Another dragonrider emerges
Granted, we technically saw Rhaenys fly her dragon Meleys to her son Laenor’s wedding in episode 5. But a wide shot and a close-up, which happens at the end of episode 9, are two very different things.
For much of the season, Rhaenys has been on the sidelines. She’s had plenty of quips and played her hand when it benefited her, but she didn’t usually make a move in court. But we now know that someone other than Corlys has noticed it: Alicent, in trying to appeal to her to bend the knee to Aegon, says what we all know: Rhaenys would’ve been the better ruler.
“You, more than any soul alive, understand what I say now,” Alicent says. “Princess Rhaenys, I loved my husband but I will speak the truth we both know: You should’ve been Queen.”

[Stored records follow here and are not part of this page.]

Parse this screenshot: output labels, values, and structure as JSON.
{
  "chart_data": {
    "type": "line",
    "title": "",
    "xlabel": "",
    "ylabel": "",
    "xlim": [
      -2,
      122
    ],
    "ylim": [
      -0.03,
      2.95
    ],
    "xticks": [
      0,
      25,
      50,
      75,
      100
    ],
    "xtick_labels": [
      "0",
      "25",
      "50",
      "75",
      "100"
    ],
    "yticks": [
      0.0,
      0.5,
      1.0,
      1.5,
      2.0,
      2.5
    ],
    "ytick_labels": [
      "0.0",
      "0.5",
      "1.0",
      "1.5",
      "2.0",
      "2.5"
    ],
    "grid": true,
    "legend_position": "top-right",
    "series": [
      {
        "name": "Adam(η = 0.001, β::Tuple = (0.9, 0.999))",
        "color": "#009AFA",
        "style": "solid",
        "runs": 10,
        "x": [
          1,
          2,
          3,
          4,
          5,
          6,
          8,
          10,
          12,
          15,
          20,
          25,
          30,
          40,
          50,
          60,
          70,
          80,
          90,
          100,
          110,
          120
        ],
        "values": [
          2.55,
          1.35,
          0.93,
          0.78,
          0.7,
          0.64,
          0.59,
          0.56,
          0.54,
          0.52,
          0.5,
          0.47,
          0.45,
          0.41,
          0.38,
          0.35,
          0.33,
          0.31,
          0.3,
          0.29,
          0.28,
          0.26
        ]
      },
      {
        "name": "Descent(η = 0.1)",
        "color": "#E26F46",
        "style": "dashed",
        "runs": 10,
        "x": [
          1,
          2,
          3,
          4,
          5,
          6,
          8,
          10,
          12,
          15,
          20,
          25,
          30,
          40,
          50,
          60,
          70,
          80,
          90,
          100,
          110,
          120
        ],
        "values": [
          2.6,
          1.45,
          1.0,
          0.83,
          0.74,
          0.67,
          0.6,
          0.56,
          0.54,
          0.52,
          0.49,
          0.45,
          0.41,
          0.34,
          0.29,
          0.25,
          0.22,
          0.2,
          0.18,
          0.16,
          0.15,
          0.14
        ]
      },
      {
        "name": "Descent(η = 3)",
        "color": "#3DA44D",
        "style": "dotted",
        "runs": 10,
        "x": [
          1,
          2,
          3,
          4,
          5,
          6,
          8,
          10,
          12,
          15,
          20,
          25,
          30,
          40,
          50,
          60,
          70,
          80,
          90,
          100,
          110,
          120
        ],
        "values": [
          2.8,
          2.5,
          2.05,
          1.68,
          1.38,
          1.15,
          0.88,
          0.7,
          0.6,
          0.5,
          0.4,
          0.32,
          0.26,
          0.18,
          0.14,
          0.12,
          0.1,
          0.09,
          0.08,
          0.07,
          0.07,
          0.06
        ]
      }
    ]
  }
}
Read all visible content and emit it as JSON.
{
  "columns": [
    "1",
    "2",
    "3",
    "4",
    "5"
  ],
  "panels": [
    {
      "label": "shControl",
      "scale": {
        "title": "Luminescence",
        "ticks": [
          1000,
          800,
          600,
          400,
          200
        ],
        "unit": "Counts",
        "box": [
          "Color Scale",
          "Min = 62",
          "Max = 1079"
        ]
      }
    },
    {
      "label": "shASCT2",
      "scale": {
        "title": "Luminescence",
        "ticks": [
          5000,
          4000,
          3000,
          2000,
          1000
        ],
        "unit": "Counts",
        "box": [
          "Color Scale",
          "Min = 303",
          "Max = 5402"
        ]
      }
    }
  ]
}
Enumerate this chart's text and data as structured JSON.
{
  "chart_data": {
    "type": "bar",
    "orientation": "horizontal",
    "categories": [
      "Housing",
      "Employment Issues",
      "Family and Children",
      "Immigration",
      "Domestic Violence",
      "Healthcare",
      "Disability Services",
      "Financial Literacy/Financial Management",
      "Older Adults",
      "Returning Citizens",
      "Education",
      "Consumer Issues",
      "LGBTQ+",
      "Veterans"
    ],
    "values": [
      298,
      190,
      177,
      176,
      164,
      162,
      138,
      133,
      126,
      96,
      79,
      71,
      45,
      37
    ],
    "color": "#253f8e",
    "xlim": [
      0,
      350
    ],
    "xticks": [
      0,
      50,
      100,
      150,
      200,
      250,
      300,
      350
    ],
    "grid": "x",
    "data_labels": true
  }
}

The moment offers enough of a connection for Rhaenys for her to hesitate and then spare the Greens at Aegon’s coronation. Would it have been easier if she killed them all? Of course, but no matter what character logic we might try to assign, the greater show one remains: If Rhaenys smoked the Greens, we would have a very short show, and we know that George R.R. Martin is aiming for four seasons of HOTD.
No matter what should have happened at that coronation, the war that’s been bubbling for decades is finally here.